I have no wife nor children, good or bad, to provide for. A mere spectator of other men’s fortunes and adventures, and how they play their parts: which methinks are diversely presented unto me, as from a common theatre or scene.

Recent biographers have speculated about Irving’s ambiguous political views (less supportive than his brothers of Burr, and less hostile to Jefferson, whom he nonetheless parodied, for his silly inventions and his shaky erudition, in his History) and his elusive sexual inclinations. Despite his very public flirtations with a succession of unavailable young women, Irving seems to have been most comfortable, and confiding, with the young men who served as his traveling companions abroad. Among the women who sought a more intimate relationship than he was willing to accept was the widowed Mary Shelley. “Men fulfilled needs for him—emotional, and we should not presume physical—that were ordinarily fulfilled by a wife,” writes Andrew Burstein in The Original Knickerbocker (2007). “He may have been gay, without acting on the impulse.”

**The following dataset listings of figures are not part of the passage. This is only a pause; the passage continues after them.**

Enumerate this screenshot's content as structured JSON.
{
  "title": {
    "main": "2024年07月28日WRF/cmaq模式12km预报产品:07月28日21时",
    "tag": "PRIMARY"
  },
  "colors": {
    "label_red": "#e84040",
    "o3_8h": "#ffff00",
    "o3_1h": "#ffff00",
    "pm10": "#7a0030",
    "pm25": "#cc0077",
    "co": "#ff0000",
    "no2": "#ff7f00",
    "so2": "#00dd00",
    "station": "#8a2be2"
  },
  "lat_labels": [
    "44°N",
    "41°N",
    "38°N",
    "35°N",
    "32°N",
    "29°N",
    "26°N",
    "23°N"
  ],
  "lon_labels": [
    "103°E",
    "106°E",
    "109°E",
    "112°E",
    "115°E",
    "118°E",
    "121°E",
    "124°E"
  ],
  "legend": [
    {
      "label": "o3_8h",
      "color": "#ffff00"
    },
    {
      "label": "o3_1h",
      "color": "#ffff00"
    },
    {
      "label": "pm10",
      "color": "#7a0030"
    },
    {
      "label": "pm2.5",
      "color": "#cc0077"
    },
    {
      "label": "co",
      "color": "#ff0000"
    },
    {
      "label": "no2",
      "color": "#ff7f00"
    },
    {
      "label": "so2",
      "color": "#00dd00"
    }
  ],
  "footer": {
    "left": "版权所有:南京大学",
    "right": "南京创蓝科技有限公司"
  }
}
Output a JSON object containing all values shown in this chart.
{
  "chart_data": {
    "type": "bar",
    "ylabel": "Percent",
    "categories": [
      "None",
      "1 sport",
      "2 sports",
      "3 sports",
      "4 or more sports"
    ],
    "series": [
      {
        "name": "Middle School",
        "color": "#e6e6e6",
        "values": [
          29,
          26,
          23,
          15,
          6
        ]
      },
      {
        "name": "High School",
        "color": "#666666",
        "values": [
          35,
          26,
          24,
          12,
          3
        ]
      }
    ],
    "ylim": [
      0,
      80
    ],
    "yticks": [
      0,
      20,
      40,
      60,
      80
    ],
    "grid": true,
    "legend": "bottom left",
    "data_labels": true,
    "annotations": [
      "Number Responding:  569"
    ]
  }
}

Irving’s seventeen-year absence from his native country, three years short of Rip Van Winkle’s famous nap, has often been held against him. Even an admirer like Goethe, who enjoyed Irving’s brilliant Sketch Book, thought he should have stayed home and written of frontiersmen and Indians like James Fenimore Cooper.4 As though to make up for lost time, Irving traveled west in 1832, hunted buffalo and ate skunk, glimpsed the imprisoned Chief Black Hawk, and lived “almost Indian style.” Writing to one of his sisters, Irving had this to say about the ongoing conflict with the Indians:

I find it extremely difficult, even when so near the seat of action, to get at the right story of these feuds between the white and the red men, and my sympathies go strongly with the latter.

But Irving’s distinctive contribution to American literature was not to express the sublimity of its wild frontier, as Natty Bumppo or Paul Bunyan did. What Irving detected was a quieter, more elusive pulse in the anxious nation, beneath the bluster of its politics and the violence of its expansion. He was not, as some have suggested, opposed to all social change, or committed to a vanished golden age of republican virtue. But he worried, as did Emerson and Thoreau in the next generation, that something valuable might be lost if people didn’t take the time to reflect on where exactly they were going.

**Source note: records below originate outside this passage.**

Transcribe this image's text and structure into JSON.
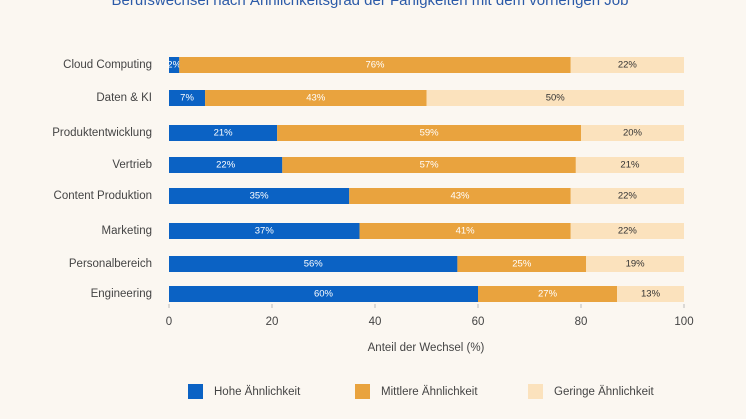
{
  "chart_data": {
    "type": "stacked_barh",
    "title": "Berufswechsel nach Ähnlichkeitsgrad der Fähigkeiten mit dem vorherigen Job",
    "categories": [
      "Cloud Computing",
      "Daten & KI",
      "Produktentwicklung",
      "Vertrieb",
      "Content Produktion",
      "Marketing",
      "Personalbereich",
      "Engineering"
    ],
    "series": [
      {
        "name": "Hohe Ähnlichkeit",
        "color": "#0b62c4",
        "values": [
          2,
          7,
          21,
          22,
          35,
          37,
          56,
          60
        ],
        "value_labels": [
          "2%",
          "7%",
          "21%",
          "22%",
          "35%",
          "37%",
          "56%",
          "60%"
        ]
      },
      {
        "name": "Mittlere Ähnlichkeit",
        "color": "#e9a33e",
        "values": [
          76,
          43,
          59,
          57,
          43,
          41,
          25,
          27
        ],
        "value_labels": [
          "76%",
          "43%",
          "59%",
          "57%",
          "43%",
          "41%",
          "25%",
          "27%"
        ]
      },
      {
        "name": "Geringe Ähnlichkeit",
        "color": "#fbe2bd",
        "values": [
          22,
          50,
          20,
          21,
          22,
          22,
          19,
          13
        ],
        "value_labels": [
          "22%",
          "50%",
          "20%",
          "21%",
          "22%",
          "22%",
          "19%",
          "13%"
        ]
      }
    ],
    "xlabel": "Anteil der Wechsel (%)",
    "xlim": [
      0,
      100
    ],
    "xticks": [
      0,
      20,
      40,
      60,
      80,
      100
    ]
  }
}
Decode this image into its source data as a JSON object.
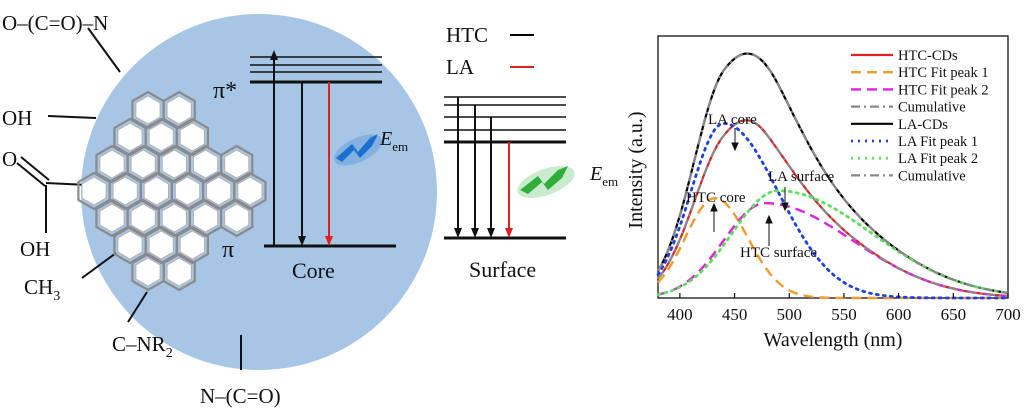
{
  "groups": {
    "ester_amide": "O–(C=O)–N",
    "hydroxyl": "OH",
    "carbonyl_o": "O",
    "carboxyl_oh": "OH",
    "methyl": "CH",
    "methyl_sub": "3",
    "amine": "C–NR",
    "amine_sub": "2",
    "amide": "N–(C=O)"
  },
  "core_diagram": {
    "pi_star": "π*",
    "pi": "π",
    "label": "Core",
    "emission": "E",
    "emission_sub": "em"
  },
  "surface_diagram": {
    "label": "Surface",
    "emission": "E",
    "emission_sub": "em"
  },
  "legend_small": {
    "htc": "HTC",
    "la": "LA"
  },
  "colors": {
    "circle": "#a7c6e6",
    "htc_line": "#000000",
    "la_line": "#e02020",
    "core_glow": "#1a6fd0",
    "surface_glow": "#2fae3a"
  },
  "chart_data": {
    "type": "line",
    "xlabel": "Wavelength (nm)",
    "ylabel": "Intensity (a.u.)",
    "xlim": [
      380,
      700
    ],
    "ylim": [
      0,
      1.05
    ],
    "xticks": [
      400,
      450,
      500,
      550,
      600,
      650,
      700
    ],
    "annotations": {
      "la_core": "LA core",
      "la_surface": "LA surface",
      "htc_core": "HTC core",
      "htc_surface": "HTC surface"
    },
    "series": [
      {
        "name": "HTC-CDs",
        "color": "#e02020",
        "style": "solid",
        "peaks": [
          [
            438,
            0.42,
            30,
            45
          ],
          [
            478,
            0.38,
            38,
            80
          ]
        ]
      },
      {
        "name": "HTC Fit peak 1",
        "color": "#f39a2c",
        "style": "dash",
        "peaks": [
          [
            432,
            0.4,
            27,
            30
          ]
        ]
      },
      {
        "name": "HTC Fit peak 2",
        "color": "#e020e0",
        "style": "dash",
        "peaks": [
          [
            478,
            0.38,
            38,
            80
          ]
        ]
      },
      {
        "name": "Cumulative",
        "color": "#888888",
        "style": "dashdot",
        "peaks": [
          [
            438,
            0.42,
            30,
            45
          ],
          [
            478,
            0.38,
            38,
            80
          ]
        ]
      },
      {
        "name": "LA-CDs",
        "color": "#000000",
        "style": "solid",
        "peaks": [
          [
            440,
            0.7,
            30,
            50
          ],
          [
            490,
            0.43,
            42,
            85
          ]
        ]
      },
      {
        "name": "LA Fit peak 1",
        "color": "#2040e0",
        "style": "dot",
        "peaks": [
          [
            440,
            0.7,
            30,
            50
          ]
        ]
      },
      {
        "name": "LA Fit peak 2",
        "color": "#5be05b",
        "style": "dot",
        "peaks": [
          [
            490,
            0.43,
            42,
            85
          ]
        ]
      },
      {
        "name": "Cumulative",
        "color": "#888888",
        "style": "dashdot",
        "peaks": [
          [
            440,
            0.7,
            30,
            50
          ],
          [
            490,
            0.43,
            42,
            85
          ]
        ]
      }
    ]
  }
}
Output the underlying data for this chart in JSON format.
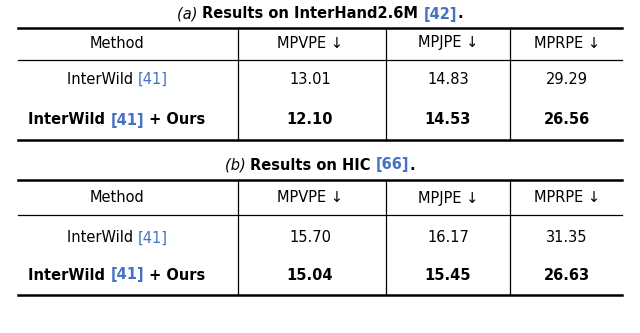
{
  "title_a_parts": [
    [
      "(a) ",
      false,
      "#000000",
      true
    ],
    [
      "Results on InterHand2.6M ",
      true,
      "#000000",
      false
    ],
    [
      "[42]",
      true,
      "#4472C4",
      false
    ],
    [
      ".",
      true,
      "#000000",
      false
    ]
  ],
  "title_b_parts": [
    [
      "(b) ",
      false,
      "#000000",
      true
    ],
    [
      "Results on HIC ",
      true,
      "#000000",
      false
    ],
    [
      "[66]",
      true,
      "#4472C4",
      false
    ],
    [
      ".",
      true,
      "#000000",
      false
    ]
  ],
  "col_headers": [
    "Method",
    "MPVPE ↓",
    "MPJPE ↓",
    "MPRPE ↓"
  ],
  "table_a_rows": [
    {
      "method_parts": [
        [
          "InterWild ",
          false,
          "#000000",
          false
        ],
        [
          "[41]",
          false,
          "#4472C4",
          false
        ]
      ],
      "values": [
        "13.01",
        "14.83",
        "29.29"
      ],
      "bold": false
    },
    {
      "method_parts": [
        [
          "InterWild ",
          true,
          "#000000",
          false
        ],
        [
          "[41]",
          true,
          "#4472C4",
          false
        ],
        [
          " + Ours",
          true,
          "#000000",
          false
        ]
      ],
      "values": [
        "12.10",
        "14.53",
        "26.56"
      ],
      "bold": true
    }
  ],
  "table_b_rows": [
    {
      "method_parts": [
        [
          "InterWild ",
          false,
          "#000000",
          false
        ],
        [
          "[41]",
          false,
          "#4472C4",
          false
        ]
      ],
      "values": [
        "15.70",
        "16.17",
        "31.35"
      ],
      "bold": false
    },
    {
      "method_parts": [
        [
          "InterWild ",
          true,
          "#000000",
          false
        ],
        [
          "[41]",
          true,
          "#4472C4",
          false
        ],
        [
          " + Ours",
          true,
          "#000000",
          false
        ]
      ],
      "values": [
        "15.04",
        "15.45",
        "26.63"
      ],
      "bold": true
    }
  ],
  "bg_color": "#ffffff",
  "line_color": "#000000",
  "font_size": 10.5,
  "title_font_size": 10.5
}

In one of the best pieces in The Sketch Book, Irving reflected on “The Mutability of Literature.” Wandering into the library of Westminster Abbey, in the drowsy mood dominant in all of his best writing, he falls into dreamlike conversation with an ancient and forgotten book. The book is bewildered by the oblivion into which almost all books disappear. “Language gradually varies,” Irving explains, “and with it fade away the writings of authors who have flourished their allotted time.” The only writers who survive such inevitable “mutability” are those who, like Shakespeare, have “rooted themselves in the unchanging principles of human nature.”

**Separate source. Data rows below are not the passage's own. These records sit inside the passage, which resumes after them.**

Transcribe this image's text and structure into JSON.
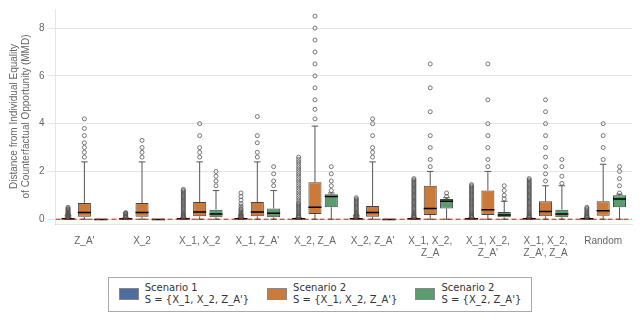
{
  "chart_data": {
    "type": "box",
    "y_label": "Distance from Individual Equality\nof Counterfactual Opportunity (MMD)",
    "categories": [
      "Z_A'",
      "X_2",
      "X_1, X_2",
      "X_1, Z_A'",
      "X_2, Z_A",
      "X_2, Z_A'",
      "X_1, X_2,\nZ_A",
      "X_1, X_2,\nZ_A'",
      "X_1, X_2,\nZ_A', Z_A",
      "Random"
    ],
    "ylim": [
      -0.2,
      8.8
    ],
    "yticks": [
      0,
      2,
      4,
      6,
      8
    ],
    "grid": true,
    "legend": "bottom",
    "annotations": [
      {
        "type": "hline",
        "y": 0.0,
        "color": "red",
        "line_style": "dashed"
      }
    ],
    "series": [
      {
        "name": "Scenario 1\nS = {X_1, X_2, Z_A'}",
        "color": "#4e6d9e",
        "marker": "circle",
        "medians": [
          0.02,
          0.02,
          0.02,
          0.02,
          0.02,
          0.02,
          0.02,
          0.02,
          0.02,
          0.02
        ],
        "q1": [
          0.01,
          0.01,
          0.01,
          0.01,
          0.01,
          0.01,
          0.01,
          0.01,
          0.01,
          0.01
        ],
        "q3": [
          0.03,
          0.03,
          0.03,
          0.03,
          0.03,
          0.03,
          0.03,
          0.03,
          0.03,
          0.03
        ],
        "whislo": [
          0.0,
          0.0,
          0.0,
          0.0,
          0.0,
          0.0,
          0.0,
          0.0,
          0.0,
          0.0
        ],
        "whishi": [
          0.06,
          0.06,
          0.06,
          0.06,
          0.06,
          0.06,
          0.06,
          0.06,
          0.06,
          0.06
        ],
        "outliers": [
          [
            0.08,
            0.1,
            0.12,
            0.14,
            0.16,
            0.18,
            0.2,
            0.22,
            0.25,
            0.28,
            0.3,
            0.35,
            0.38,
            0.42,
            0.45,
            0.5
          ],
          [
            0.08,
            0.1,
            0.12,
            0.15,
            0.18,
            0.22,
            0.25,
            0.28,
            0.22
          ],
          [
            0.08,
            0.1,
            0.12,
            0.15,
            0.18,
            0.2,
            0.25,
            0.3,
            0.35,
            0.4,
            0.45,
            0.5,
            0.55,
            0.6,
            0.65,
            0.7,
            0.75,
            0.8,
            0.85,
            0.9,
            0.95,
            1.0,
            1.05,
            1.1,
            1.15,
            1.2,
            1.25
          ],
          [
            0.08,
            0.1,
            0.12,
            0.14,
            0.16,
            0.18,
            0.2,
            0.25,
            0.3,
            0.35,
            0.4,
            0.45,
            0.55,
            0.65,
            0.8,
            0.95,
            1.1
          ],
          [
            0.08,
            0.1,
            0.12,
            0.15,
            0.2,
            0.25,
            0.3,
            0.35,
            0.4,
            0.45,
            0.5,
            0.55,
            0.6,
            0.65,
            0.7,
            0.8,
            0.9,
            1.0,
            1.1,
            1.2,
            1.3,
            1.4,
            1.5,
            1.6,
            1.7,
            1.8,
            1.9,
            2.0,
            2.1,
            2.2,
            2.3,
            2.4,
            2.5,
            2.6
          ],
          [
            0.08,
            0.1,
            0.12,
            0.15,
            0.18,
            0.22,
            0.26,
            0.3,
            0.35,
            0.4,
            0.45,
            0.5,
            0.55,
            0.6,
            0.65,
            0.7,
            0.75,
            0.8,
            0.85,
            0.9
          ],
          [
            0.08,
            0.1,
            0.12,
            0.15,
            0.18,
            0.22,
            0.26,
            0.3,
            0.35,
            0.4,
            0.45,
            0.5,
            0.55,
            0.6,
            0.65,
            0.7,
            0.75,
            0.8,
            0.85,
            0.9,
            0.95,
            1.0,
            1.05,
            1.1,
            1.15,
            1.2,
            1.25,
            1.3,
            1.35,
            1.4,
            1.45,
            1.5,
            1.55,
            1.6,
            1.65,
            1.7
          ],
          [
            0.08,
            0.1,
            0.12,
            0.15,
            0.18,
            0.22,
            0.26,
            0.3,
            0.35,
            0.4,
            0.45,
            0.5,
            0.55,
            0.6,
            0.65,
            0.7,
            0.75,
            0.8,
            0.85,
            0.9,
            0.95,
            1.0,
            1.05,
            1.1,
            1.15,
            1.2,
            1.25,
            1.3,
            1.35,
            1.4,
            1.45
          ],
          [
            0.08,
            0.1,
            0.12,
            0.15,
            0.18,
            0.22,
            0.26,
            0.3,
            0.35,
            0.4,
            0.45,
            0.5,
            0.55,
            0.6,
            0.65,
            0.7,
            0.75,
            0.8,
            0.85,
            0.9,
            0.95,
            1.0,
            1.05,
            1.1,
            1.15,
            1.2,
            1.25,
            1.3,
            1.35,
            1.4,
            1.45,
            1.5,
            1.55,
            1.6,
            1.65,
            1.7
          ],
          [
            0.08,
            0.1,
            0.12,
            0.15,
            0.18,
            0.22,
            0.26,
            0.3,
            0.35,
            0.4,
            0.45,
            0.5
          ]
        ],
        "triangle_outliers": [
          [
            0.22
          ],
          [],
          [],
          [],
          [],
          [
            0.22
          ],
          [],
          [],
          [],
          []
        ]
      },
      {
        "name": "Scenario 2\nS = {X_1, X_2, Z_A'}",
        "color": "#cc7a3a",
        "marker": "circle",
        "medians": [
          0.28,
          0.28,
          0.3,
          0.3,
          0.5,
          0.28,
          0.45,
          0.4,
          0.32,
          0.35
        ],
        "q1": [
          0.1,
          0.1,
          0.12,
          0.12,
          0.22,
          0.1,
          0.18,
          0.18,
          0.12,
          0.15
        ],
        "q3": [
          0.68,
          0.68,
          0.72,
          0.72,
          1.55,
          0.55,
          1.4,
          1.2,
          0.75,
          0.75
        ],
        "whislo": [
          0.0,
          0.0,
          0.0,
          0.0,
          0.0,
          0.0,
          0.0,
          0.0,
          0.0,
          0.0
        ],
        "whishi": [
          2.4,
          2.4,
          2.4,
          2.4,
          3.9,
          2.4,
          2.0,
          2.0,
          1.4,
          2.3
        ],
        "outliers": [
          [
            2.6,
            2.8,
            3.0,
            3.2,
            3.5,
            3.8,
            4.2
          ],
          [
            2.6,
            2.8,
            3.0,
            3.3
          ],
          [
            2.6,
            2.8,
            3.0,
            3.5,
            4.0
          ],
          [
            2.6,
            2.8,
            3.2,
            3.5,
            4.3
          ],
          [
            4.2,
            4.6,
            5.0,
            5.5,
            6.0,
            6.5,
            7.0,
            7.5,
            8.0,
            8.5
          ],
          [
            2.6,
            2.8,
            3.0,
            3.5,
            4.0,
            4.2
          ],
          [
            2.2,
            2.5,
            3.0,
            3.5,
            4.5,
            5.5,
            6.5
          ],
          [
            2.2,
            2.5,
            3.0,
            3.5,
            4.0,
            5.0,
            6.5
          ],
          [
            1.6,
            1.9,
            2.2,
            2.6,
            3.0,
            3.5,
            4.0,
            4.5,
            5.0
          ],
          [
            2.5,
            3.0,
            3.5,
            4.0
          ]
        ]
      },
      {
        "name": "Scenario 2\nS = {X_2, Z_A'}",
        "color": "#5a9c6e",
        "marker": "circle",
        "medians": [
          -0.01,
          -0.01,
          0.22,
          0.25,
          0.95,
          -0.01,
          0.75,
          0.18,
          0.22,
          0.85
        ],
        "q1": [
          -0.01,
          -0.01,
          0.08,
          0.08,
          0.5,
          -0.01,
          0.45,
          0.08,
          0.08,
          0.5
        ],
        "q3": [
          -0.01,
          -0.01,
          0.4,
          0.45,
          1.05,
          -0.01,
          0.85,
          0.3,
          0.4,
          1.0
        ],
        "whislo": [
          -0.01,
          -0.01,
          0.0,
          0.0,
          0.0,
          -0.01,
          0.0,
          0.0,
          0.0,
          0.0
        ],
        "whishi": [
          -0.01,
          -0.01,
          1.2,
          1.2,
          1.1,
          -0.01,
          0.9,
          0.75,
          1.4,
          1.05
        ],
        "outliers": [
          [],
          [],
          [
            1.4,
            1.6,
            1.8,
            2.0
          ],
          [
            1.4,
            1.6,
            1.9,
            2.2
          ],
          [
            1.2,
            1.4,
            1.6,
            1.9,
            2.2
          ],
          [],
          [
            0.95,
            1.1
          ],
          [
            0.85,
            1.0,
            1.2,
            1.4
          ],
          [
            1.5,
            1.8,
            2.2,
            2.5
          ],
          [
            1.1,
            1.4,
            1.7,
            2.0,
            2.2
          ]
        ]
      }
    ]
  }
}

But Irving’s own survival has nothing “rooted” about it. Change was his great subject, change and unavoidable loss. “I’m not myself.—I’m somebody else,” Rip remarks in his unsettling return to his hometown.

I was myself last night; but I fell asleep on the mountain—and they’ve changed my gun—and every thing’s changed—and I’m changed—and I can’t tell what’s my name, or who I am!

By giving lasting expression to the vicissitudes of both national history and individual existence, Irving’s own work has remained of interest to readers. His character of Diedrich Knickerbocker may indeed have captured something permanent in the character of New Yorkers and their city, as Elizabeth Bradley spiritedly argues. But if he did so, that enduring quality was mutability itself.